Yes, I hope so. It does make me wonder if we should push forward the simple changes for allowing non-zero ancestral state and just jettison that complexity
If it's not too much work to get non-zero AS working in the matching, then I guess so? This is presumably orthogonal to using the state polarity for ancestor building in tsinfer?
I've spent the day tracking down a bug in sc2ts, which is pointing towards being a problem with tsinfer's multi-allele handling (and allele index rotating to deal with non-zero ancestral state). Based on my experimental HMM branch https://github.com/tskit-dev/tsinfer/pull/959 the version of sc2ts at e5fd80369b2e0813c2e46b1810980bb640054ed6 was loading data into a tsinfer SampleData instance, running some matches and getting the results out by overriding the tsinfer.SampleMatcher class.
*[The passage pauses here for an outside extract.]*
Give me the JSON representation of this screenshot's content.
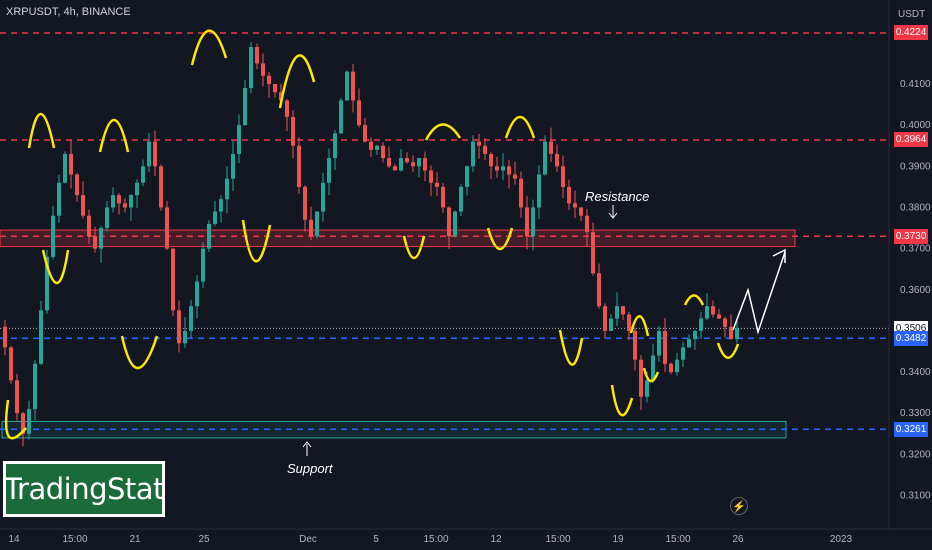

Specifically, what seems to be happening is that when matching strain ERR4207042 against the 2020-03-11 ARG tsinfer is missing that this sample has a T at this site not a G (ancestral state). The haplotype we send in looks OK, but we match to a node that has the ancestral state without reporting a mutation in the output. It's not clear to me how it happened, other than I'm guessing there's some problem with the ancestral state allele rotation code.
I say this because sc2ts now uses the low-level components directly, bypassing the SampleData class entirely and is correctly making these matches (which is how I spotted the problem). So I don't think it's a problem with the actual HMM, more some issue with the high-level wrapping code.
I don't have time to create a reproducible example I'm afraid.
I don't know whether we need to do anything with this pre release - I guess we don't support matching on multiallelic sites anyway, and we're pretty sure the biallelic case is working fine, right?